No passado, quando ainda era deputado federal, o atual secretário de Defesa do Consumidor do Ministério da Justiça, Wadih Damous (PT), apresentou três projetos de lei entre 2016 e 2018 para restringir a delação premiada no Brasil. Após a Operação Lava Jato, líderes petistas criticaram o uso desse instrumento em operações policiais. Damous sugeriu que a delação premiada só seria válida se houvesse a participação do delegado responsável pela operação, do investigado e de seu defensor. Se essa interpretação estivesse em vigor, a delação de Élcio de Queiroz não teria valor jurídico.

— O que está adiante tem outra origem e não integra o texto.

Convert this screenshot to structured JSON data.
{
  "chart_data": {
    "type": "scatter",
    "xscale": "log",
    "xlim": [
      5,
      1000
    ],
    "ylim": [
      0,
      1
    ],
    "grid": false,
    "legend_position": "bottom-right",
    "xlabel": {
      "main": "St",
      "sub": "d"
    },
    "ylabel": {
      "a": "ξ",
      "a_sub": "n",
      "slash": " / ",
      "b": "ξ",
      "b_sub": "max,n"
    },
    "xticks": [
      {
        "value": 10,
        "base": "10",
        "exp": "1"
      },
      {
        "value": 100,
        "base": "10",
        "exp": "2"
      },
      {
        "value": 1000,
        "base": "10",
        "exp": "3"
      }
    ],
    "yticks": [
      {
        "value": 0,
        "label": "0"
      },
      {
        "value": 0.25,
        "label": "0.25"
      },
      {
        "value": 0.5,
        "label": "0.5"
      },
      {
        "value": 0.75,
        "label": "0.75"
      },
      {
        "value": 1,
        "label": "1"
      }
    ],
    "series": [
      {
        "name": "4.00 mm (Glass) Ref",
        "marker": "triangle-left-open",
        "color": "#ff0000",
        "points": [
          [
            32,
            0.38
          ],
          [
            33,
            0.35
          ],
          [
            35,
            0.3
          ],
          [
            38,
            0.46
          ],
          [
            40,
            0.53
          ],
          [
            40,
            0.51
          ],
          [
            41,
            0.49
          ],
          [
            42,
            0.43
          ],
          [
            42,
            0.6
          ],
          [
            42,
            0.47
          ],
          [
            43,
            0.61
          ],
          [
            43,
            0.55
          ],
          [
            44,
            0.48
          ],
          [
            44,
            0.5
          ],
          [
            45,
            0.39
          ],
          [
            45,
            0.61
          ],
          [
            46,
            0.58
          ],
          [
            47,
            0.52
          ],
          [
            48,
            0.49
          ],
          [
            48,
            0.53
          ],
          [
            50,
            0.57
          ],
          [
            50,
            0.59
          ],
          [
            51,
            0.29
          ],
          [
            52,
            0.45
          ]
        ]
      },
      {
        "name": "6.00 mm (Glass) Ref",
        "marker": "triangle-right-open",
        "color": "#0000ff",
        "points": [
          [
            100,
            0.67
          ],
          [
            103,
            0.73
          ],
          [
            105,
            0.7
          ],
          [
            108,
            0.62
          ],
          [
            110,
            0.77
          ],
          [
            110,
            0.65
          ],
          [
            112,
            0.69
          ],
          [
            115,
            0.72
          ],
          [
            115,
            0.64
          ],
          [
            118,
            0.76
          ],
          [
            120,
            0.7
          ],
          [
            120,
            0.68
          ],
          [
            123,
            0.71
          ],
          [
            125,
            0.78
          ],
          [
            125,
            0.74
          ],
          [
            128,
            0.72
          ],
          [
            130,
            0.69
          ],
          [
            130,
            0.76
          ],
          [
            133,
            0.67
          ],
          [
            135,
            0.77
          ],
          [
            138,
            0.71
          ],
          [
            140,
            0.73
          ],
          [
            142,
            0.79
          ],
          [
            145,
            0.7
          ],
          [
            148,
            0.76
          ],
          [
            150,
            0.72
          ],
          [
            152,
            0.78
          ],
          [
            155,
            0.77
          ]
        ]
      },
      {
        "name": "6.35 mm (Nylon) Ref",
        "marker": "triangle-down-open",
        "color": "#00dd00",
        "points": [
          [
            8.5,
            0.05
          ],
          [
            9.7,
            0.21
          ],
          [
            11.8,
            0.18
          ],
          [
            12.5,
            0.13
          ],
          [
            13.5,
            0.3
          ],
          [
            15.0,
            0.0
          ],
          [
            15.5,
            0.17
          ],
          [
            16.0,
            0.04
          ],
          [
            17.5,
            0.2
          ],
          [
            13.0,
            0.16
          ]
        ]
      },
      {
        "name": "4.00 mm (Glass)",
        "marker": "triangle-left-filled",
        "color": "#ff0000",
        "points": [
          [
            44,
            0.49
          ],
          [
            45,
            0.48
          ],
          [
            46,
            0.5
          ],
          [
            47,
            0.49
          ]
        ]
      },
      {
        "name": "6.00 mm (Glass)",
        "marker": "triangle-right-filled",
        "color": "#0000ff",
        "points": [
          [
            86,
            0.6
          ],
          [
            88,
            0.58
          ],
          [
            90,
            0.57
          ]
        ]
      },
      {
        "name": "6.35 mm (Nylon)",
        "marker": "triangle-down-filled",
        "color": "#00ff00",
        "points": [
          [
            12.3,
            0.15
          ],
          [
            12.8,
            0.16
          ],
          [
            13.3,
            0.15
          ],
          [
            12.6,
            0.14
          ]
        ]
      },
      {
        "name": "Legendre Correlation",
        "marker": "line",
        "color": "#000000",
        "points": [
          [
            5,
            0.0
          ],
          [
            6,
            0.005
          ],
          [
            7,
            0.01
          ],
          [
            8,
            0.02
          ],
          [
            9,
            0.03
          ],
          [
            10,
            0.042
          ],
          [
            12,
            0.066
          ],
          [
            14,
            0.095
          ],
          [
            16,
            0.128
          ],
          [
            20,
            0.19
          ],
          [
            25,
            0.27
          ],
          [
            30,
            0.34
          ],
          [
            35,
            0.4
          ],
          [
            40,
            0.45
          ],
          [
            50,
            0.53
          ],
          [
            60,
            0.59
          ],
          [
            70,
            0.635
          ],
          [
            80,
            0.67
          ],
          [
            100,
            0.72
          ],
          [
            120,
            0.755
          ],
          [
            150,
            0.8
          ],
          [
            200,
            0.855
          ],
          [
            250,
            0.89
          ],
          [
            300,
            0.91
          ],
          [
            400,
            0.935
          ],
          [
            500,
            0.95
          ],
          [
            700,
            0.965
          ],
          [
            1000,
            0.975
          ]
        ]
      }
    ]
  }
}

No contexto atual, a delação premiada de Queiroz resultou na prisão preventiva de Suel, o proprietário do carro utilizado para esconder as armas que foram encontradas no apartamento de Ronnie Lessa. Queiroz foi acusado de ter ajudado a jogar o armamento no mar e, em 2021, foi condenado a quatro anos de prisão por obstruir as investigações. Segundo a delação, o PM apontou que Suel também ajudou a preparar o crime, incluindo o monitoramento da rotina de Marielle.
Dino vê presença de milicianos no crime como algo indiscutível
A aparente mudança de postura do PT e de seu governo, ao reconhecer tardiamente a delação como um instrumento valioso para desvendar crimes, contrasta com a visão anterior, na qual esse mecanismo era visto como excessivo e violador de direitos fundamentais, associado até a um Estado fascista. Apesar da divulgação da delação, que não trouxe fatos novos para um crime ocorrido em 2018, surgem questionamentos sobre o interesse de Dino e do governo em produzir resultados que apenas justifiquem avanços na área de Justiça em relação aos governos anteriores. Isso também lança luz sobre a verdadeira crítica do PT, que parece ter sido direcionada não aos métodos adotados com sucesso pela Operação Lava Jato em si, mas sim aos seus alvos.
De acordo com a PF, a delação premiada de Élcio de Queiroz pode resultar em novas descobertas, pois pode encorajar outros investigados a também colaborarem com a justiça por meio de de acordos de delação. Dino afirmou que é "indiscutível" o envolvimento das milícias do Rio de Janeiro no caso do assassinato de Marielle e que novas etapas da investigação revelarão até onde esse envolvimento se estende.